There are plans by President Donald Trump to sign an executive order that would remove the right to citizenship for babies of non-citizens and unauthorized immigrants born on U.S. soil.
This, the United States of America (US) President confirmed in an exclusive interview for Axios on HBO.
If the new executive order goes through, it will be the most dramatic move yet in Trump’s hardline immigration campaign, this time targeting “anchor babies” and “chain migration”, sparking off another standoff with the courts.
Trump told Axios on HBO that he has run the idea of ending birthright citizenship by his counsel and plans to proceed with the highly controversial move, which certainly will face legal challenges.
Axios on HBO had reportedly been working for weeks on a story on Trump’s plans for birthright citizenship, based on conversations with several sources, including one close to the White House Counsel’s office.
Few immigration and constitutional scholars believe it is within the president’s power to change birthright citizenship, former U.S. Citizenship and Immigration Services chief counsel Lynden Melmed tells Axios.
However, some conservatives have argued that the 14th Amendment was only intended to provide citizenship to children born in the U.S. to lawful permanent residents — not to unauthorized immigrants or those on temporary visas.
John Eastman, a constitutional scholar and director of Chapman University’s Center for Constitutional Jurisprudence, told Axios on HBO that the Constitution has been misapplied over the past 40 or so years.
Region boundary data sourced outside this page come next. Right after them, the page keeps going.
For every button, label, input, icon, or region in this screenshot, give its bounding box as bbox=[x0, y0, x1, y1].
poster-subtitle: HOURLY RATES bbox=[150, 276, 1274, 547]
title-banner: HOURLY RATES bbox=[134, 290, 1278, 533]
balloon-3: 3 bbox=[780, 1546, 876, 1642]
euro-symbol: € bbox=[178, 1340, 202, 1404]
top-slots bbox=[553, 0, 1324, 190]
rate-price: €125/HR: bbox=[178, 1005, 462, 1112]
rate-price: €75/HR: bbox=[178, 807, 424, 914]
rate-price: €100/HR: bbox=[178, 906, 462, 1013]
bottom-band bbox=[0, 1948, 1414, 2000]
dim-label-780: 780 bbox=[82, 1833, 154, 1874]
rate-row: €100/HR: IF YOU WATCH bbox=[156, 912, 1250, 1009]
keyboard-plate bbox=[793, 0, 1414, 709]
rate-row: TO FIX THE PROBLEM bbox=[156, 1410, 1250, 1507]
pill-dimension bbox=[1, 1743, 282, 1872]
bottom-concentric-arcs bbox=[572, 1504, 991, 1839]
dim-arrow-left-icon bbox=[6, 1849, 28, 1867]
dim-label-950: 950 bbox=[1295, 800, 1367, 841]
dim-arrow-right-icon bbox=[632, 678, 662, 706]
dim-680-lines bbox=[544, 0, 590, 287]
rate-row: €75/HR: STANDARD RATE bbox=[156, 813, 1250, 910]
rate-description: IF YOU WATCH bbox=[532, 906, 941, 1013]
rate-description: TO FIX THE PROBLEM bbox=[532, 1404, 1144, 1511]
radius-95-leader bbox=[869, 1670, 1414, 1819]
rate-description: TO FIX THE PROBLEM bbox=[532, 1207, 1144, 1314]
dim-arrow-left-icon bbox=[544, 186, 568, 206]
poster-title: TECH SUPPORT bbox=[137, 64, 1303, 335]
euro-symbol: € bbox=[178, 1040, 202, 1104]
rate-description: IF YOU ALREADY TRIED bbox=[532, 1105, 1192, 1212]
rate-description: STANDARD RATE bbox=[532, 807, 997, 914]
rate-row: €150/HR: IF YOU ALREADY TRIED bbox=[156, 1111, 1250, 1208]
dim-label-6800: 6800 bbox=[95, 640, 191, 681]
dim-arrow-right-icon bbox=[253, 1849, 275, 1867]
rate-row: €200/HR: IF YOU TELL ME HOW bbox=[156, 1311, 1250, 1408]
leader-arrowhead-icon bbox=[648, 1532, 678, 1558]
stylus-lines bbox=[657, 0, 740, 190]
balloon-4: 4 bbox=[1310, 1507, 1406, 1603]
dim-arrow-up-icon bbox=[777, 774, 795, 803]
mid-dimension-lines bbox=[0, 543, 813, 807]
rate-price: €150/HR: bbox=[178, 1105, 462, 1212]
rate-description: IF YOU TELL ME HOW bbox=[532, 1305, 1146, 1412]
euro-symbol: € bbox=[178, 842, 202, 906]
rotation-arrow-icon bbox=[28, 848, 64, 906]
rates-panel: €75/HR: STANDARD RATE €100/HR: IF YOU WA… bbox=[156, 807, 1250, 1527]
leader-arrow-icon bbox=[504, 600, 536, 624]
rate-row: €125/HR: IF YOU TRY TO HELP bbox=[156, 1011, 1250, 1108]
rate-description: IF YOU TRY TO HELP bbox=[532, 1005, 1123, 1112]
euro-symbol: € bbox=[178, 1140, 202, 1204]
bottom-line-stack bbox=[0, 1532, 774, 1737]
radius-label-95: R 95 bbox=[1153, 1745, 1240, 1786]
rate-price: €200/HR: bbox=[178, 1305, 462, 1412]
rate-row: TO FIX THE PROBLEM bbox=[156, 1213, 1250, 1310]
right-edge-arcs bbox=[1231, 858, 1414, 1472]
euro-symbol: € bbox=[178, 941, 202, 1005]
He says the line “subject to the jurisdiction thereof” originally referred to people with full, political allegiance to the U.S. — green card holders and citizens.
Until the 1960s, the 14th Amendment was never applied to undocumented or temporary immigrants, Eastman said.
Between 1980 and 2006, the number of births to unauthorized immigrants — which opponents of birthright citizenship call “anchor babies” — skyrocketed to a peak of 370,000, according to a 2016 study by Pew research. It then declined slightly during and following the Great Recession.